25 Mart’ta yapılacak yürüyüşe bütün kadınların çocuklarının ellerinden tutup oraya gelmeli, gönlümden geçen bu! Biz, Lüleburgaz Kadın Platformu olarak, yürüyüş ve mitinge, üzerinde ‘NBŞ’ye Hayır’ yazılı maskeler takarak katılacağız. Şeker fabrikaları satılsın ya da satılmasın, NBŞ’yle çocuklarını beslemesinler, gelsinler kadınlar sahip çıksınlar, birlikte sahip çıkalım... Çünkü çocuklar bizim geleceğimiz! Biz onlara bir hayat verdik, onlara karşı bir sorumluluğumuz var. NBŞ, onların ömrünü tüketiyor.
LÜKAP olarak biz, kadınlarda, ama özellikle Alpullulu kadınlarda bir hareketlilik sağlamamız gerekiyor. Kendi aramızda konuştuk, buraya gideceğiz. Köylerde, mahallelerde çalışmamız gerekiyor.

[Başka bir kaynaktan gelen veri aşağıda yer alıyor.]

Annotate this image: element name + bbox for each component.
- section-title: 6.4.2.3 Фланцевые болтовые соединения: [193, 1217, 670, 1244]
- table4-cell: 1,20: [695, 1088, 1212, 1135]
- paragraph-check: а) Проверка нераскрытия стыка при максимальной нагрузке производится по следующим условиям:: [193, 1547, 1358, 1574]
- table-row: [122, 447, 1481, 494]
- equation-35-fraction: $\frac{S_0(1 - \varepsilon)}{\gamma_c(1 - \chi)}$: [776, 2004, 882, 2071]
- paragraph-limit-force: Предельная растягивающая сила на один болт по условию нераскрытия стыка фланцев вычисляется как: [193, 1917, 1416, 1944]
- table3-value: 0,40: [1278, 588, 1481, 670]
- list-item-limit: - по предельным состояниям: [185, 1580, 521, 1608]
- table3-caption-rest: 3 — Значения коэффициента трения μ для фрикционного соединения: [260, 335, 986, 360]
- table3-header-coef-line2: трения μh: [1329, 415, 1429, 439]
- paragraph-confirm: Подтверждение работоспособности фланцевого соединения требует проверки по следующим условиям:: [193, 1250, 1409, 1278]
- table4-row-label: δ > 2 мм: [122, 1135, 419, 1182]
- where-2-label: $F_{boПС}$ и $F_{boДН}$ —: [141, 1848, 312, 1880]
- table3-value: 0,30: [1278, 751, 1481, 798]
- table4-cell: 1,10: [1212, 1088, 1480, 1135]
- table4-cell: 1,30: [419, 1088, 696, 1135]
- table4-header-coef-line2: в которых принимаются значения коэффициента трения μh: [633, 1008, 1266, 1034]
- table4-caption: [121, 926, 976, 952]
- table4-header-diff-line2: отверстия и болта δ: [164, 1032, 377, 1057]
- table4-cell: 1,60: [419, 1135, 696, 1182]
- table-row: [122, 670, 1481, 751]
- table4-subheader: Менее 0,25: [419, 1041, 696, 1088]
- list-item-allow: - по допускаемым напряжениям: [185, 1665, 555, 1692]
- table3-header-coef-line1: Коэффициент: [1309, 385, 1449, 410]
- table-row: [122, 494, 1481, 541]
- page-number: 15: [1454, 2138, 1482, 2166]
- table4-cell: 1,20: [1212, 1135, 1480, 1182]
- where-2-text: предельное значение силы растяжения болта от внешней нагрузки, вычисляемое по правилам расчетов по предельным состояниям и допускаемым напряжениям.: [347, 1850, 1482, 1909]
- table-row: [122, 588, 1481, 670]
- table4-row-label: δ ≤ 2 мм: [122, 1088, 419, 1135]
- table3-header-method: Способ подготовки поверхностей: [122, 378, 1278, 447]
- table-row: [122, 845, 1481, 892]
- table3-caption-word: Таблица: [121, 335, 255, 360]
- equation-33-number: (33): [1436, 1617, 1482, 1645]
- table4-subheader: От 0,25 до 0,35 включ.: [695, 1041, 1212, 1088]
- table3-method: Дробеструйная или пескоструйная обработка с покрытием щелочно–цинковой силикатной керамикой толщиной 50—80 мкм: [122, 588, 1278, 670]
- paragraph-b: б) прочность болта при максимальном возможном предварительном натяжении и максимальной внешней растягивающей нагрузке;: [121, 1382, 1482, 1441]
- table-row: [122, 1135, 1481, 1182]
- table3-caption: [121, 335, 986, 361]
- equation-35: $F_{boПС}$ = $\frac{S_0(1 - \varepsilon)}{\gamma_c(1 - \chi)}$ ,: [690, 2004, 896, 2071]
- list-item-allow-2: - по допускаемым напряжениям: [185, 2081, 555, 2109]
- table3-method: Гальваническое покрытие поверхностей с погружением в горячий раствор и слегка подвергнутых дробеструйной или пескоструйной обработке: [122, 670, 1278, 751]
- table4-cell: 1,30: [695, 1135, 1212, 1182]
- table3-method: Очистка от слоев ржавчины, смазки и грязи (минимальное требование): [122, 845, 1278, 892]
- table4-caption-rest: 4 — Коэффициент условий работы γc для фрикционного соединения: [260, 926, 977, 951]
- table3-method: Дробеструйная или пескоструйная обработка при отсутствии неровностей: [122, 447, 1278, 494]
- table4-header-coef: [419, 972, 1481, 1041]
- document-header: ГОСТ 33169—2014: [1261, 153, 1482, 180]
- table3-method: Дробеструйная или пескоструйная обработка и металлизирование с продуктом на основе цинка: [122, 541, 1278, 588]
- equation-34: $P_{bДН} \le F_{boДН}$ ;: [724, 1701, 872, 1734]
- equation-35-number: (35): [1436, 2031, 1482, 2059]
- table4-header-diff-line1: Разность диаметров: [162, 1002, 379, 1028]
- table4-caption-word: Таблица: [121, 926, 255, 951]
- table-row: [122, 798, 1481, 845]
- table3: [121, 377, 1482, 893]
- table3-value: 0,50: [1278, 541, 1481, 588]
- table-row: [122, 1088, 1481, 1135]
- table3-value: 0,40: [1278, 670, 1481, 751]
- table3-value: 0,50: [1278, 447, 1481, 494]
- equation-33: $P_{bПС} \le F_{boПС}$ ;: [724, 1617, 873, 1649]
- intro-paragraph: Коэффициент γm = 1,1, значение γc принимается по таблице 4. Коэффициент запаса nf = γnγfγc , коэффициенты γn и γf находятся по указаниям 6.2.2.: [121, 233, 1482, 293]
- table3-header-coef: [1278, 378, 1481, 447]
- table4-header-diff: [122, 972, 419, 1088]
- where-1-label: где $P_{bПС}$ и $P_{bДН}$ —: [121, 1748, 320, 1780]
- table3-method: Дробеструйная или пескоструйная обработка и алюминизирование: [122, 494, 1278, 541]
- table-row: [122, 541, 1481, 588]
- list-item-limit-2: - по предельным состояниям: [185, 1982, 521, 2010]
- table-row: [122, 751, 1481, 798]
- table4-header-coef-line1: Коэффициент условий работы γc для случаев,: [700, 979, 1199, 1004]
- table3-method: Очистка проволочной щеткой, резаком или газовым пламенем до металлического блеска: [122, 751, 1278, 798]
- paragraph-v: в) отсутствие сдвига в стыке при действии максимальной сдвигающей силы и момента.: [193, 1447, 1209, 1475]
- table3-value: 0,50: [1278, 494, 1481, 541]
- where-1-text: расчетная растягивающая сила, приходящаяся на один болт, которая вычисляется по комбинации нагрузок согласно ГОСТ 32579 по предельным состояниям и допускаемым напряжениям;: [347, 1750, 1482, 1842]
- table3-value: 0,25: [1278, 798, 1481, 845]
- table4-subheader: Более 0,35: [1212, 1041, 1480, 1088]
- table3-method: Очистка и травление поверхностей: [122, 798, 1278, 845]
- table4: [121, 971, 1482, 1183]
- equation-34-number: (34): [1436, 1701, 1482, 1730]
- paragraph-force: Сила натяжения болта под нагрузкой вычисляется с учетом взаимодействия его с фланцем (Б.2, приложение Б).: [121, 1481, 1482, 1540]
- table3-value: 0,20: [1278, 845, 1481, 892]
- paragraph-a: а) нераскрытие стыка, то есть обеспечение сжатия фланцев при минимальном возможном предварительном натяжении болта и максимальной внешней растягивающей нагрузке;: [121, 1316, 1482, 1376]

Çok az bir süremiz kaldı ama, 25’inden sonra Pankobirlik’in de, üretici köylüleri çağırdığı bir buluşması olacak... Oraya yönelik de bir çalışma yürütmeyi planlıyoruz. Biz daha çok kadın açısından bakıyoruz bu meseleye... Ben, şalvarlı teyzeyi, şapkalı köylüyü, fabrikadaki işçiyi yan yana görmedikçe, bu işi kazanma şansımızın olmadığını düşünüyorum. Bunu başarmak için de örgütlenmeleri yerellere yaymamız gerekiyor.